Furthermore, the monoaminergic systems are extensively distributed throughout the network of limbic, striatal, and prefrontal cortical (PFC) neuronal circuits implicated in the behavioral and visceral manifestations of mood disorders.12 Over the past 40 years, clinical studies have aimed to uncover specific flaws
in these neurotransmitter systems in mood disorders by using various biochemical and neuroendocrine approaches. In fact, assessment of cerebrospinal fluid (CSF) chemistry, neuroendocrine responses to pharmacological challenge, and neuroreceptor and transporter binding have demonstrated a number of abnormalities of the serotonergic, noradrenergic, Inhibitors,research,lifescience,medical Inhibitors,research,lifescience,medical and other neurotransmitter and neuropeptide systems in mood disorders. AT7519 Although such studies have been useful in the past, they have proved to be of limited value in clarifying the particular pathophysiology of depressive disorders. In order to clarify the biological underpinnings of these disorders, there should be an appreciation of the episodic and often intense Inhibitors,research,lifescience,medical mood disturbance, which can become progressive over the time. Furthermore, the phenotypic expression of the disease involves
not only episodic and often profound mood disturbances, but also a constellation of cognitive, motor, autonomic, endocrine, and sleep/wake abnormalities.
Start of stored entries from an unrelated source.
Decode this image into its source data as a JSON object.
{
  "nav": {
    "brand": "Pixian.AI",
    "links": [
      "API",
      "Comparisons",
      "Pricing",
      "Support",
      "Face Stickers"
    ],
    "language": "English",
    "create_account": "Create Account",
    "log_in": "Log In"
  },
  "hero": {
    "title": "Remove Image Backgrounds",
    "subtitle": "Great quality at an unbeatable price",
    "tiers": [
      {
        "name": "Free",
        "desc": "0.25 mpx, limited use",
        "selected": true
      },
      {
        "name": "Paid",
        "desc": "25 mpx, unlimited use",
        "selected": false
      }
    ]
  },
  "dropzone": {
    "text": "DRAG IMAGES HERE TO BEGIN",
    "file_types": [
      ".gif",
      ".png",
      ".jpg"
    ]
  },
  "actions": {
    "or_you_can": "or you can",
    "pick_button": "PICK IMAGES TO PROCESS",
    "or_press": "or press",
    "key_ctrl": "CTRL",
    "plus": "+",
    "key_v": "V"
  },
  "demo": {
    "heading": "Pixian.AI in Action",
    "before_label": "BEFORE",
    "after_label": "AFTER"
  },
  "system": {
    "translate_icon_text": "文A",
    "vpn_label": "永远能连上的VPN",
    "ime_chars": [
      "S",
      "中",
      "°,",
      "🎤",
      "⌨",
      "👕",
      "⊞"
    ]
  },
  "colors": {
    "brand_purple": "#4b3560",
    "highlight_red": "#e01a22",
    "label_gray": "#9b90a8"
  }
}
Additionally, while Inhibitors,research,lifescience,medical most antidepressants exert their initial effects by increasing
the levels of serotonin and/or norepinephrine in the synapse, clinical antidepressant effects exclusively result after chronic administration (days to weeks). This suggests that a cascade of downstream effects is ultimately responsible for the clinical antidepressant effects of these medications. These observations have led to the recognition that, although monoaminergic neurotransmitter system Inhibitors,research,lifescience,medical dysfunction undoubtedly plays an important role in mediating some facets of the pathophysiology of depressive disorders, additional fundamental alterations in cellular plasticity cascades are most likely involved.13-15 The functional impairments STK38 during mood episodes have long been recognized; however, there is increasing evidence of significant interepisode impairment as well. The devastation of these disorders is further complicated by the fact that the medications currently used for their treatment are associated with variable rates of efficacy and not intolerable side effects. An appreciation for both the need for more efficacious treatment for mood disorders and the absence of significant advances in the development of truly innovative therapeutics has led to the investigation of intracellular signaling cascades and their role in the pathophysiology and treatment of mood disorders.